There are still far too many bulky wastes destined for landfill or laybys, believes UNTHA UK’s sales manager Martyn Yarde. So what’s the answer to solving the age-old challenge of fly tipping..?

What do you think is the number one environmental issue for many local authorities? Is it something to do with bins, or dog fouling, or rats and other vermin?

No, it’s bigger and indeed bulkier than that. Many councils’ most significant waste management bugbear is the growing problem of fly tipping – called a “national disaster” by Keep Britain Tidy in its recent report, Reaching the tipping point.


Nothing mars a day out in the countryside quite like an old mattress in a moorland layby, scattered bin bags or a sodden sofa pushed down a ravine.

Who’s to blame?

Responsible businesses are not to blame for this blight on the landscape of course – the finger can often be pointed at careless households, or an unscrupulous local firm they have entrusted to dispose of their waste for them.

But what can we, as a nation, do?

Keep Britain Tidy’s #ACrimeNotToCare campaign is calling on the UK government to increase fines and impose more prison sentences on culprits, as well as researching the causes of fly tipping.

The charity’s policy experts believe our nation’s disgusting habit can be eradicated in a decade with the right strategic approach, including reforming licensing for waste carriers, brokers and dealers – and making it as clear and easy as possible for people to dispose of their waste legally.

A more complex problem

The fact that fly tipping has been increasing for 10 years is indicative of another, more complex problem – one which businesses like UNTHA, rather than householders, can help to turn around.

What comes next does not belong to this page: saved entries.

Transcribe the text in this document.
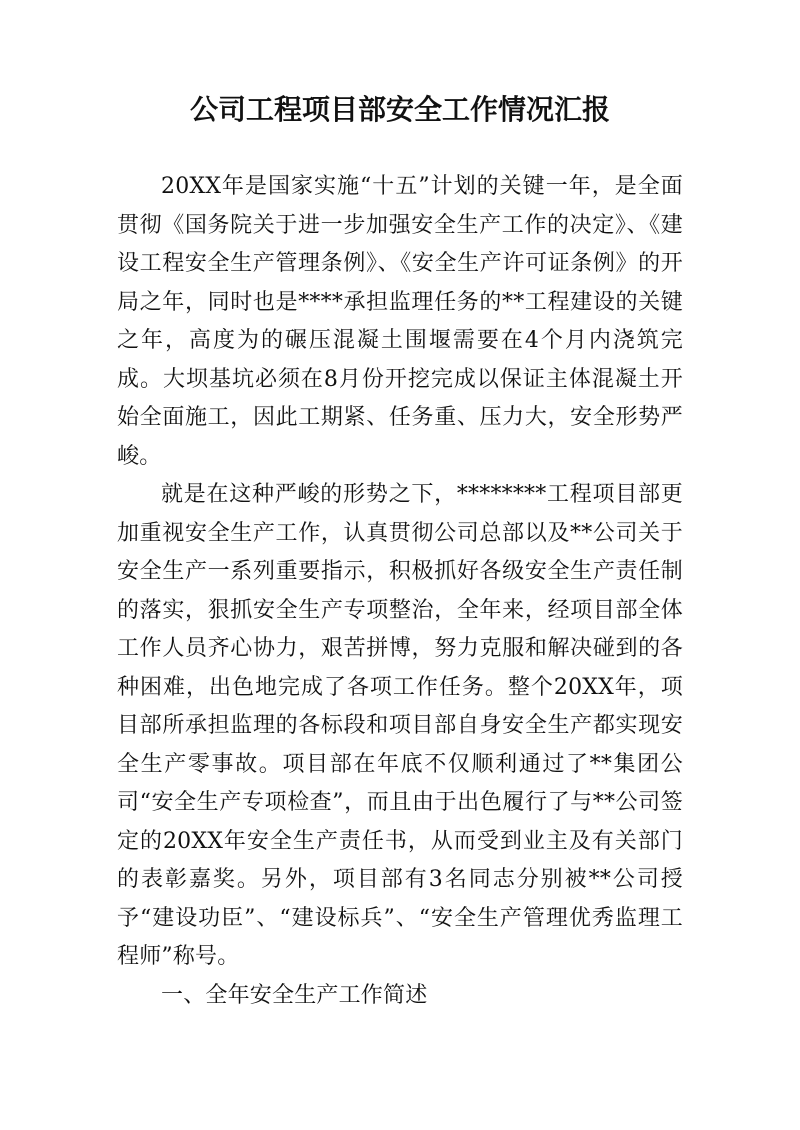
公司工程项目部安全工作情况汇报

20XX年是国家实施“十五”计划的关键一年，是全面贯彻《国务院关于进一步加强安全生产工作的决定》、《建设工程安全生产管理条例》、《安全生产许可证条例》的开局之年，同时也是****承担监理任务的**工程建设的关键之年，高度为的碾压混凝土围堰需要在4个月内浇筑完成。大坝基坑必须在8月份开挖完成以保证主体混凝土开始全面施工，因此工期紧、任务重、压力大，安全形势严峻。

就是在这种严峻的形势之下，********工程项目部更加重视安全生产工作，认真贯彻公司总部以及**公司关于安全生产一系列重要指示，积极抓好各级安全生产责任制的落实，狠抓安全生产专项整治，全年来，经项目部全体工作人员齐心协力，艰苦拼博，努力克服和解决碰到的各种困难，出色地完成了各项工作任务。整个20XX年，项目部所承担监理的各标段和项目部自身安全生产都实现安全生产零事故。项目部在年底不仅顺利通过了**集团公司“安全生产专项检查”，而且由于出色履行了与**公司签定的20XX年安全生产责任书，从而受到业主及有关部门的表彰嘉奖。另外，项目部有3名同志分别被**公司授予“建设功臣”、“建设标兵”、“安全生产管理优秀监理工程师”称号。

一、全年安全生产工作简述
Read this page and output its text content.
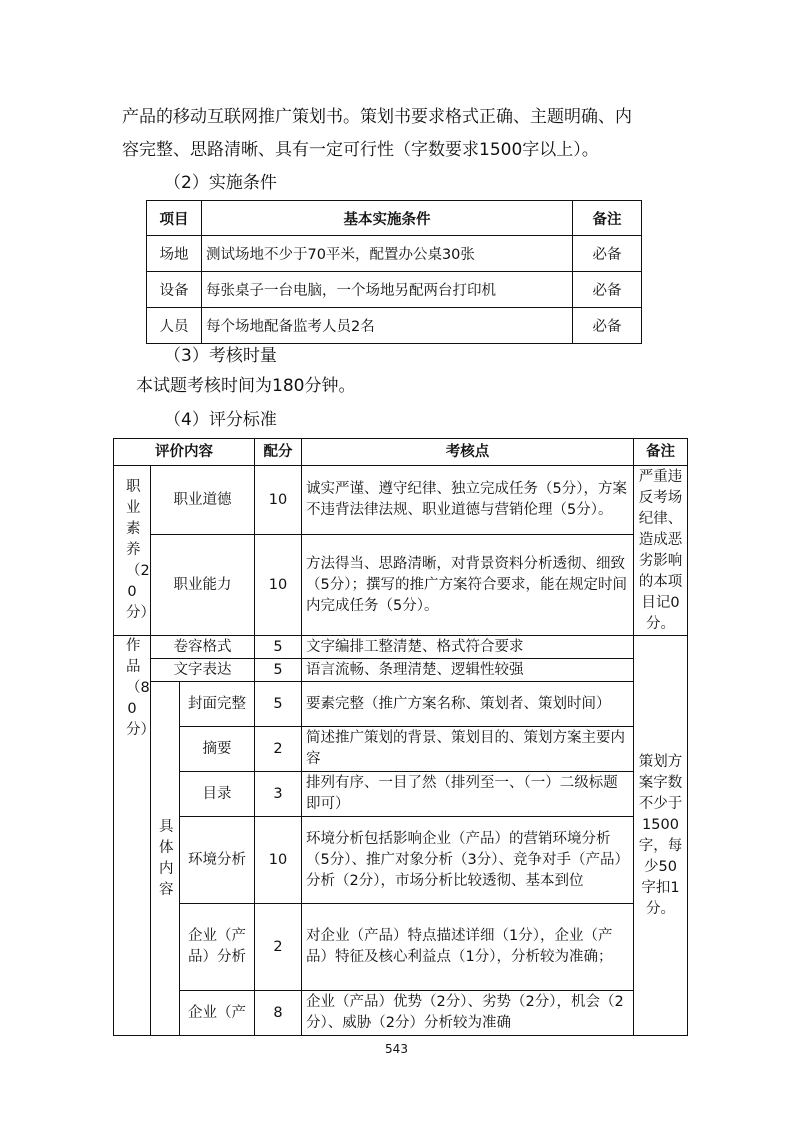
产品的移动互联网推广策划书。策划书要求格式正确、主题明确、内
容完整、思路清晰、具有一定可行性（字数要求1500字以上）。
（2）实施条件
项目	基本实施条件	备注
场地	测试场地不少于70平米，配置办公桌30张	必备
设备	每张桌子一台电脑，一个场地另配两台打印机	必备
人员	每个场地配备监考人员2名	必备
（3）考核时量
本试题考核时间为180分钟。
（4）评分标准
评价内容			配分	考核点	备注

职业素养（20分）	职业道德		10	诚实严谨、遵守纪律、独立完成任务（5分），方案不违背法律法规、职业道德与营销伦理（5分）。	严重违反考场纪律、造成恶劣影响的本项目记0分。
	职业能力		10	方法得当、思路清晰，对背景资料分析透彻、细致（5分）；撰写的推广方案符合要求，能在规定时间内完成任务（5分）。	

作品（80分）	卷容格式		5	文字编排工整清楚、格式符合要求	策划方案字数不少于1500字，每少50字扣1分。
	文字表达		5	语言流畅、条理清楚、逻辑性较强	

	具体内容	封面完整	5	要素完整（推广方案名称、策划者、策划时间）	
		摘要	2	简述推广策划的背景、策划目的、策划方案主要内容	
		目录	3	排列有序、一目了然（排列至一、（一）二级标题即可）	
		环境分析	10	环境分析包括影响企业（产品）的营销环境分析（5分）、推广对象分析（3分）、竞争对手（产品）分析（2分），市场分析比较透彻、基本到位	
		企业（产品）分析	2	对企业（产品）特点描述详细（1分），企业（产品）特征及核心利益点（1分），分析较为准确；	
		企业（产	8	企业（产品）优势（2分）、劣势（2分），机会（2分）、威胁（2分）分析较为准确	
543
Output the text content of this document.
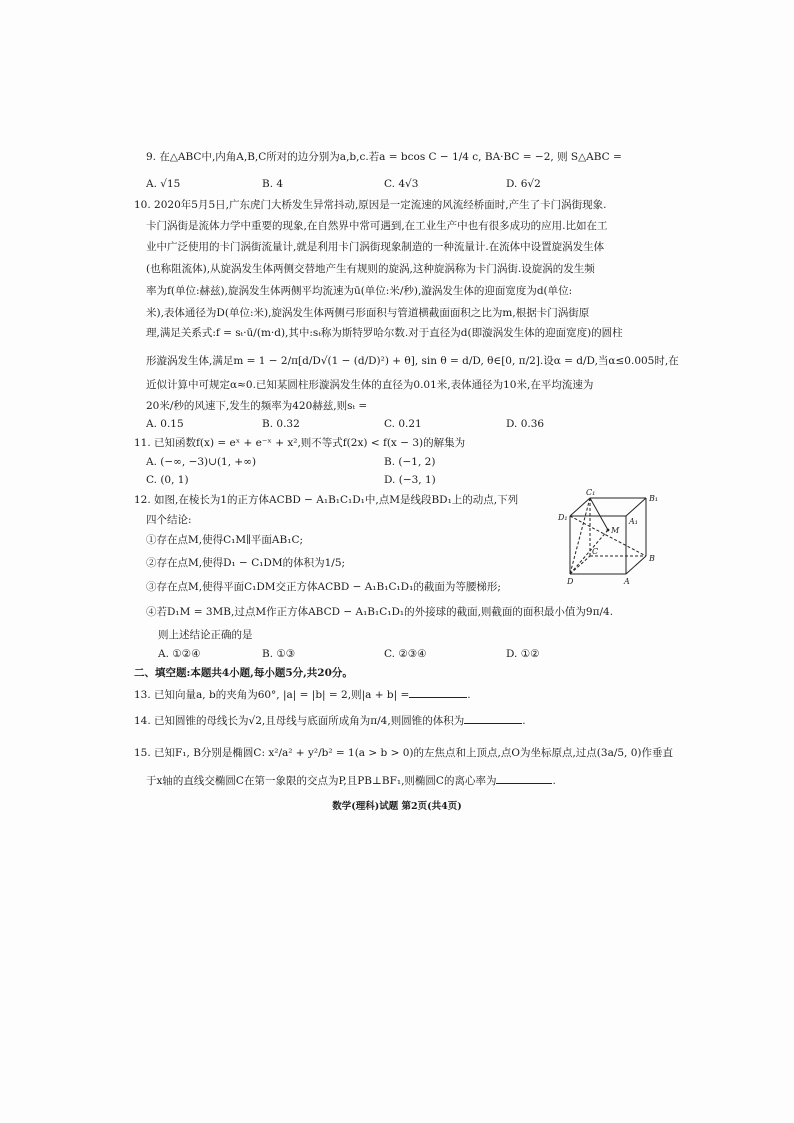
9. 在△ABC中,内角A,B,C所对的边分别为a,b,c.若a = bcos C − 1/4 c, BA·BC = −2, 则 S△ABC =
A. √15	B. 4	C. 4√3	D. 6√2
10. 2020年5月5日,广东虎门大桥发生异常抖动,原因是一定流速的风流经桥面时,产生了卡门涡街现象.
卡门涡街是流体力学中重要的现象,在自然界中常可遇到,在工业生产中也有很多成功的应用.比如在工
业中广泛使用的卡门涡街流量计,就是利用卡门涡街现象制造的一种流量计.在流体中设置旋涡发生体
(也称阻流体),从旋涡发生体两侧交替地产生有规则的旋涡,这种旋涡称为卡门涡街.设旋涡的发生频
率为f(单位:赫兹),旋涡发生体两侧平均流速为ū(单位:米/秒),漩涡发生体的迎面宽度为d(单位:
米),表体通径为D(单位:米),旋涡发生体两侧弓形面积与管道横截面面积之比为m,根据卡门涡街原
理,满足关系式:f = sₜ·ū/(m·d),其中:sₜ称为斯特罗哈尔数.对于直径为d(即漩涡发生体的迎面宽度)的圆柱
形漩涡发生体,满足m = 1 − 2/π[d/D√(1 − (d/D)²) + θ], sin θ = d/D, θ∈[0, π/2].设α = d/D,当α≤0.005时,在
近似计算中可规定α≈0.已知某圆柱形漩涡发生体的直径为0.01米,表体通径为10米,在平均流速为
20米/秒的风速下,发生的频率为420赫兹,则sₜ =
A. 0.15	B. 0.32	C. 0.21	D. 0.36
11. 已知函数f(x) = eˣ + e⁻ˣ + x²,则不等式f(2x) < f(x − 3)的解集为
A. (−∞, −3)∪(1, +∞)	B. (−1, 2)
C. (0, 1)	D. (−3, 1)
12. 如图,在棱长为1的正方体ACBD − A₁B₁C₁D₁中,点M是线段BD₁上的动点,下列
四个结论:
①存在点M,使得C₁M∥平面AB₁C;
②存在点M,使得D₁ − C₁DM的体积为1/5;
③存在点M,使得平面C₁DM交正方体ACBD − A₁B₁C₁D₁的截面为等腰梯形;
④若D₁M = 3MB,过点M作正方体ABCD − A₁B₁C₁D₁的外接球的截面,则截面的面积最小值为9π/4.
则上述结论正确的是
A. ①②④	B. ①③	C. ②③④	D. ①②
C₁
B₁
D₁	A₁
M
C
B
D	A
二、填空题:本题共4小题,每小题5分,共20分。
13. 已知向量a, b的夹角为60°, |a| = |b| = 2,则|a + b| =	.
14. 已知圆锥的母线长为√2,且母线与底面所成角为π/4,则圆锥的体积为	.
15. 已知F₁, B分别是椭圆C: x²/a² + y²/b² = 1(a > b > 0)的左焦点和上顶点,点O为坐标原点,过点(3a/5, 0)作垂直
于x轴的直线交椭圆C在第一象限的交点为P,且PB⊥BF₁,则椭圆C的离心率为	.
数学(理科)试题 第2页(共4页)
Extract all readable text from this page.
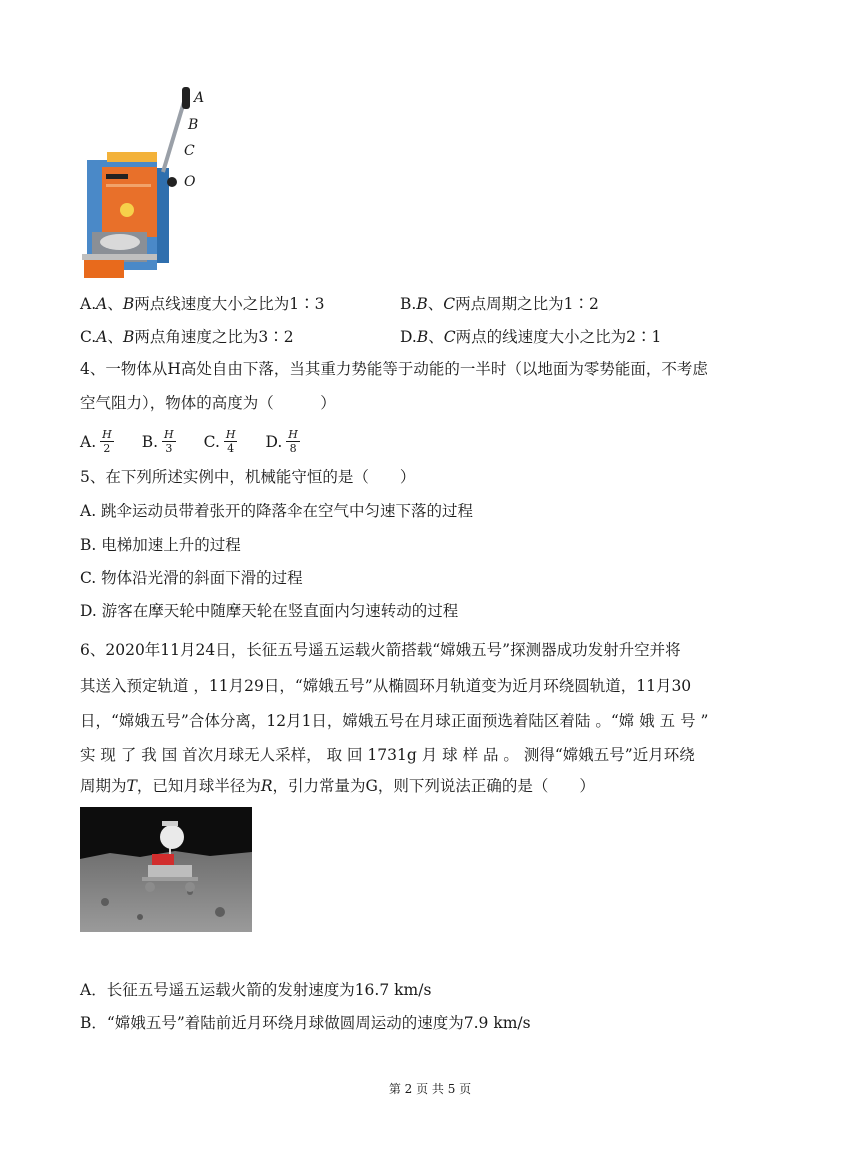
A
B
C
O
A.A、B两点线速度大小之比为1∶3	B.B、C两点周期之比为1∶2
C.A、B两点角速度之比为3∶2	D.B、C两点的线速度大小之比为2∶1
4、一物体从H高处自由下落，当其重力势能等于动能的一半时（以地面为零势能面，不考虑
空气阻力），物体的高度为（　　　）
A. $\frac{H}{2} B$. $\frac{H}{3} C$. $\frac{H}{4} D$. $\frac{H}{8}$
5、在下列所述实例中，机械能守恒的是（　　）
A. 跳伞运动员带着张开的降落伞在空气中匀速下落的过程
B. 电梯加速上升的过程
C. 物体沿光滑的斜面下滑的过程
D. 游客在摩天轮中随摩天轮在竖直面内匀速转动的过程
6、2020年11月24日，长征五号遥五运载火箭搭载“嫦娥五号”探测器成功发射升空并将
其送入预定轨道 ，11月29日，“嫦娥五号”从椭圆环月轨道变为近月环绕圆轨道，11月30
日，“嫦娥五号”合体分离，12月1日，嫦娥五号在月球正面预选着陆区着陆 。“嫦 娥 五 号 ”
实 现 了 我 国 首次月球无人采样， 取 回 1731g 月 球 样 品 。 测得“嫦娥五号”近月环绕
周期为T，已知月球半径为R，引力常量为G，则下列说法正确的是（　　）
A．长征五号遥五运载火箭的发射速度为16.7 km/s
B．“嫦娥五号”着陆前近月环绕月球做圆周运动的速度为7.9 km/s
第 2 页 共 5 页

The issue is that, as yet, we simply do not value waste enough in this country, or actively encourage its recovery – certainly not as much as we could. We need to develop a more circular economy – and Keep Britain Tidy sees Extended Producer Responsibility as a key to this.

This Swedish concept centres on incentivising manufacturers to create long lasting, repairable products that are fully recyclable – and making brands responsible for the full cost of processing, once their goods become waste.

EPR principles are diverse and wide-ranging, and span an array of manufacturing sectors. Various forms of the policy are already in operation in countries including Canada, Netherlands, Germany, Switzerland and Australia.

Liberating ‘locked in’ recyclables

Now the UK government’s Resources and Waste Strategy is reviewing opportunities to introduce EPR on items such as furniture, mattresses and carpets here.

This is an exciting prospect for us at UNTHA because we know we can work with manufacturers, local authorities and waste management specialists to effect real change – as we as a society learn to get the most out of every unwanted armchair or broken fridge.

Our low speed, high torque shredders can chew up bulky wastes – including those difficult-to-deal-with carpets, mattresses and tyres, for example – to liberate valuable recyclables that would otherwise remain locked inside, be destined for landfill or a layby.

Put simply, we – as machinery innovators – can also help bring everyone a step closer to the circular economy we so desperately need, so that hopefully, one day, it won’t be so difficult for us all to keep Britain tidy for real.